El gran Lebowski

El 4 de septiembre de 1781, en California, unos españoles fundaron El Pueblo de Nuestra Señora la Reina de Los Ángeles de Porciúncula. Años después, gracias a una obra hidráulica faraónica, aquel pueblo se convirtió en una de las metrópolis más prósperas del mundo y cabeza de la industria cinematográfica. Antes del fin del segundo milenio, los hermanos Cohen afrontaron un homenaje a esa ciudad llena de suburbios, descampados y bandas que no se sabe muy bien dónde empieza y dónde acaba. Aunque dentro del género angelino me quedo con el Bay City de Starsky y Hutch, la recreación que consiguen los hermanos es sensacional, pura poesía.

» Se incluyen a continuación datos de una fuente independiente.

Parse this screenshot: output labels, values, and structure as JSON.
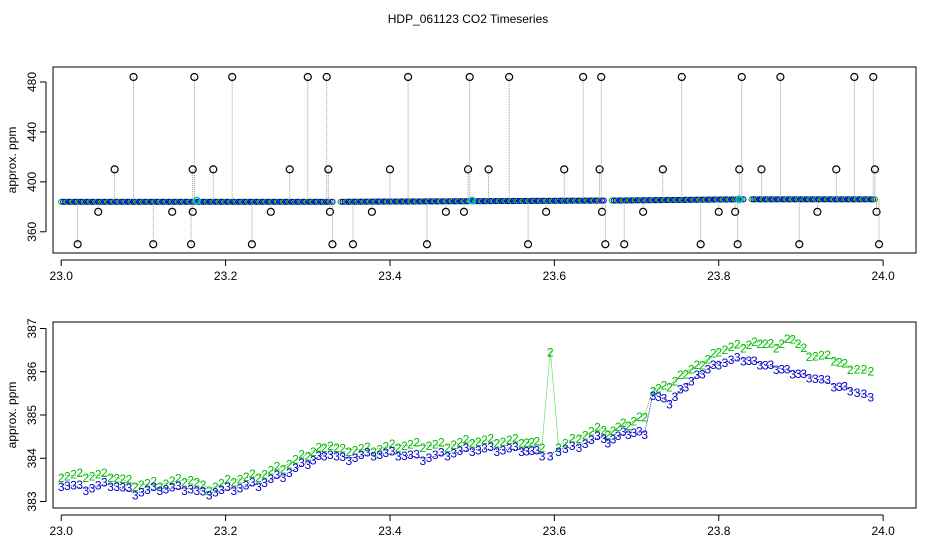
{
  "title": "HDP_061123  CO2 Timeseries",
  "colors": {
    "black": "#000000",
    "blue": "#0000cc",
    "green": "#00bb00",
    "cyan": "#00cccc",
    "grey": "#888888"
  },
  "chart_data": [
    {
      "type": "scatter",
      "name": "top-panel",
      "xlabel": "",
      "ylabel": "approx. ppm",
      "xlim": [
        22.99,
        24.04
      ],
      "ylim": [
        343,
        492
      ],
      "xticks": [
        23.0,
        23.2,
        23.4,
        23.6,
        23.8,
        24.0
      ],
      "xtick_labels": [
        "23.0",
        "23.2",
        "23.4",
        "23.6",
        "23.8",
        "24.0"
      ],
      "yticks": [
        360,
        400,
        440,
        480
      ],
      "ytick_labels": [
        "360",
        "400",
        "440",
        "480"
      ],
      "baseline": [
        {
          "x": 23.0,
          "y": 384
        },
        {
          "x": 23.33,
          "y": 384
        },
        {
          "x": 23.34,
          "y": 384
        },
        {
          "x": 23.66,
          "y": 385
        },
        {
          "x": 23.67,
          "y": 385
        },
        {
          "x": 23.83,
          "y": 386
        },
        {
          "x": 23.84,
          "y": 386
        },
        {
          "x": 23.99,
          "y": 386
        }
      ],
      "cyan_points": [
        {
          "x": 23.165,
          "y": 385
        },
        {
          "x": 23.5,
          "y": 385
        },
        {
          "x": 23.825,
          "y": 386
        }
      ],
      "outliers": [
        {
          "x": 23.02,
          "y": 350
        },
        {
          "x": 23.045,
          "y": 376
        },
        {
          "x": 23.065,
          "y": 410
        },
        {
          "x": 23.088,
          "y": 484
        },
        {
          "x": 23.112,
          "y": 350
        },
        {
          "x": 23.135,
          "y": 376
        },
        {
          "x": 23.158,
          "y": 350
        },
        {
          "x": 23.16,
          "y": 410
        },
        {
          "x": 23.162,
          "y": 484
        },
        {
          "x": 23.16,
          "y": 376
        },
        {
          "x": 23.185,
          "y": 410
        },
        {
          "x": 23.208,
          "y": 484
        },
        {
          "x": 23.232,
          "y": 350
        },
        {
          "x": 23.255,
          "y": 376
        },
        {
          "x": 23.278,
          "y": 410
        },
        {
          "x": 23.3,
          "y": 484
        },
        {
          "x": 23.323,
          "y": 484
        },
        {
          "x": 23.325,
          "y": 410
        },
        {
          "x": 23.327,
          "y": 376
        },
        {
          "x": 23.33,
          "y": 350
        },
        {
          "x": 23.355,
          "y": 350
        },
        {
          "x": 23.378,
          "y": 376
        },
        {
          "x": 23.4,
          "y": 410
        },
        {
          "x": 23.422,
          "y": 484
        },
        {
          "x": 23.445,
          "y": 350
        },
        {
          "x": 23.468,
          "y": 376
        },
        {
          "x": 23.49,
          "y": 376
        },
        {
          "x": 23.495,
          "y": 410
        },
        {
          "x": 23.497,
          "y": 484
        },
        {
          "x": 23.52,
          "y": 410
        },
        {
          "x": 23.545,
          "y": 484
        },
        {
          "x": 23.568,
          "y": 350
        },
        {
          "x": 23.59,
          "y": 376
        },
        {
          "x": 23.612,
          "y": 410
        },
        {
          "x": 23.635,
          "y": 484
        },
        {
          "x": 23.655,
          "y": 410
        },
        {
          "x": 23.657,
          "y": 484
        },
        {
          "x": 23.658,
          "y": 376
        },
        {
          "x": 23.662,
          "y": 350
        },
        {
          "x": 23.685,
          "y": 350
        },
        {
          "x": 23.708,
          "y": 376
        },
        {
          "x": 23.732,
          "y": 410
        },
        {
          "x": 23.755,
          "y": 484
        },
        {
          "x": 23.778,
          "y": 350
        },
        {
          "x": 23.8,
          "y": 376
        },
        {
          "x": 23.82,
          "y": 376
        },
        {
          "x": 23.823,
          "y": 350
        },
        {
          "x": 23.825,
          "y": 410
        },
        {
          "x": 23.828,
          "y": 484
        },
        {
          "x": 23.852,
          "y": 410
        },
        {
          "x": 23.875,
          "y": 484
        },
        {
          "x": 23.898,
          "y": 350
        },
        {
          "x": 23.92,
          "y": 376
        },
        {
          "x": 23.943,
          "y": 410
        },
        {
          "x": 23.965,
          "y": 484
        },
        {
          "x": 23.988,
          "y": 484
        },
        {
          "x": 23.99,
          "y": 410
        },
        {
          "x": 23.992,
          "y": 376
        },
        {
          "x": 23.995,
          "y": 350
        }
      ]
    },
    {
      "type": "scatter",
      "name": "bottom-panel",
      "xlabel": "",
      "ylabel": "approx. ppm",
      "xlim": [
        22.99,
        24.04
      ],
      "ylim": [
        382.85,
        387.15
      ],
      "xticks": [
        23.0,
        23.2,
        23.4,
        23.6,
        23.8,
        24.0
      ],
      "xtick_labels": [
        "23.0",
        "23.2",
        "23.4",
        "23.6",
        "23.8",
        "24.0"
      ],
      "yticks": [
        383,
        384,
        385,
        386,
        387
      ],
      "ytick_labels": [
        "383",
        "384",
        "385",
        "386",
        "387"
      ],
      "series": [
        {
          "marker": "2",
          "color": "green",
          "points": [
            {
              "x": 23.0,
              "y": 383.6
            },
            {
              "x": 23.03,
              "y": 383.6
            },
            {
              "x": 23.06,
              "y": 383.6
            },
            {
              "x": 23.09,
              "y": 383.4
            },
            {
              "x": 23.12,
              "y": 383.4
            },
            {
              "x": 23.15,
              "y": 383.5
            },
            {
              "x": 23.165,
              "y": 383.5
            },
            {
              "x": 23.18,
              "y": 383.3
            },
            {
              "x": 23.21,
              "y": 383.5
            },
            {
              "x": 23.24,
              "y": 383.6
            },
            {
              "x": 23.27,
              "y": 383.8
            },
            {
              "x": 23.3,
              "y": 384.1
            },
            {
              "x": 23.32,
              "y": 384.3
            },
            {
              "x": 23.335,
              "y": 384.3
            },
            {
              "x": 23.35,
              "y": 384.2
            },
            {
              "x": 23.38,
              "y": 384.2
            },
            {
              "x": 23.41,
              "y": 384.3
            },
            {
              "x": 23.44,
              "y": 384.3
            },
            {
              "x": 23.47,
              "y": 384.3
            },
            {
              "x": 23.5,
              "y": 384.4
            },
            {
              "x": 23.53,
              "y": 384.4
            },
            {
              "x": 23.56,
              "y": 384.4
            },
            {
              "x": 23.585,
              "y": 384.3
            },
            {
              "x": 23.595,
              "y": 386.5
            },
            {
              "x": 23.605,
              "y": 384.3
            },
            {
              "x": 23.63,
              "y": 384.5
            },
            {
              "x": 23.66,
              "y": 384.7
            },
            {
              "x": 23.665,
              "y": 384.6
            },
            {
              "x": 23.69,
              "y": 384.8
            },
            {
              "x": 23.71,
              "y": 385.0
            },
            {
              "x": 23.72,
              "y": 385.6
            },
            {
              "x": 23.74,
              "y": 385.7
            },
            {
              "x": 23.76,
              "y": 386.0
            },
            {
              "x": 23.78,
              "y": 386.2
            },
            {
              "x": 23.8,
              "y": 386.5
            },
            {
              "x": 23.83,
              "y": 386.6
            },
            {
              "x": 23.85,
              "y": 386.7
            },
            {
              "x": 23.87,
              "y": 386.6
            },
            {
              "x": 23.89,
              "y": 386.8
            },
            {
              "x": 23.91,
              "y": 386.4
            },
            {
              "x": 23.94,
              "y": 386.3
            },
            {
              "x": 23.96,
              "y": 386.1
            },
            {
              "x": 23.985,
              "y": 386.0
            }
          ]
        },
        {
          "marker": "3",
          "color": "blue",
          "points": [
            {
              "x": 23.0,
              "y": 383.4
            },
            {
              "x": 23.03,
              "y": 383.3
            },
            {
              "x": 23.06,
              "y": 383.4
            },
            {
              "x": 23.09,
              "y": 383.2
            },
            {
              "x": 23.12,
              "y": 383.3
            },
            {
              "x": 23.15,
              "y": 383.3
            },
            {
              "x": 23.165,
              "y": 383.3
            },
            {
              "x": 23.18,
              "y": 383.2
            },
            {
              "x": 23.21,
              "y": 383.3
            },
            {
              "x": 23.24,
              "y": 383.4
            },
            {
              "x": 23.27,
              "y": 383.6
            },
            {
              "x": 23.3,
              "y": 383.9
            },
            {
              "x": 23.32,
              "y": 384.1
            },
            {
              "x": 23.335,
              "y": 384.1
            },
            {
              "x": 23.35,
              "y": 384.0
            },
            {
              "x": 23.38,
              "y": 384.1
            },
            {
              "x": 23.41,
              "y": 384.1
            },
            {
              "x": 23.44,
              "y": 384.0
            },
            {
              "x": 23.47,
              "y": 384.1
            },
            {
              "x": 23.5,
              "y": 384.2
            },
            {
              "x": 23.53,
              "y": 384.2
            },
            {
              "x": 23.56,
              "y": 384.2
            },
            {
              "x": 23.585,
              "y": 384.1
            },
            {
              "x": 23.595,
              "y": 384.1
            },
            {
              "x": 23.605,
              "y": 384.2
            },
            {
              "x": 23.63,
              "y": 384.3
            },
            {
              "x": 23.66,
              "y": 384.5
            },
            {
              "x": 23.665,
              "y": 384.4
            },
            {
              "x": 23.69,
              "y": 384.6
            },
            {
              "x": 23.71,
              "y": 384.6
            },
            {
              "x": 23.72,
              "y": 385.5
            },
            {
              "x": 23.74,
              "y": 385.3
            },
            {
              "x": 23.76,
              "y": 385.7
            },
            {
              "x": 23.78,
              "y": 386.0
            },
            {
              "x": 23.8,
              "y": 386.2
            },
            {
              "x": 23.83,
              "y": 386.3
            },
            {
              "x": 23.85,
              "y": 386.2
            },
            {
              "x": 23.87,
              "y": 386.1
            },
            {
              "x": 23.89,
              "y": 386.0
            },
            {
              "x": 23.91,
              "y": 385.9
            },
            {
              "x": 23.94,
              "y": 385.7
            },
            {
              "x": 23.96,
              "y": 385.6
            },
            {
              "x": 23.985,
              "y": 385.4
            }
          ]
        }
      ]
    }
  ]
}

Se asociaron con un Jeff Bridges que estaba en racha y además le caía bien a todo dios, PERO la cosa se fue por otro lado, y profundizando en la misma existencia de Jeff, les salió la mejor película de hombres que jamás se pudo hacer, un auténtico manual de funcionamiento. Obviamente, fue un fracaso comercial. Recuerdo estar en el estreno de la peli en mi ciudad. Muchos se fueron a mitad de película, en serio, mientras yo alcanzaba el nirvana. Con los años, se ha convertido en una película de culto y origen de una pseudoreligión: el notaísmo, llenando miles de convenciones de gañanes disfrazados.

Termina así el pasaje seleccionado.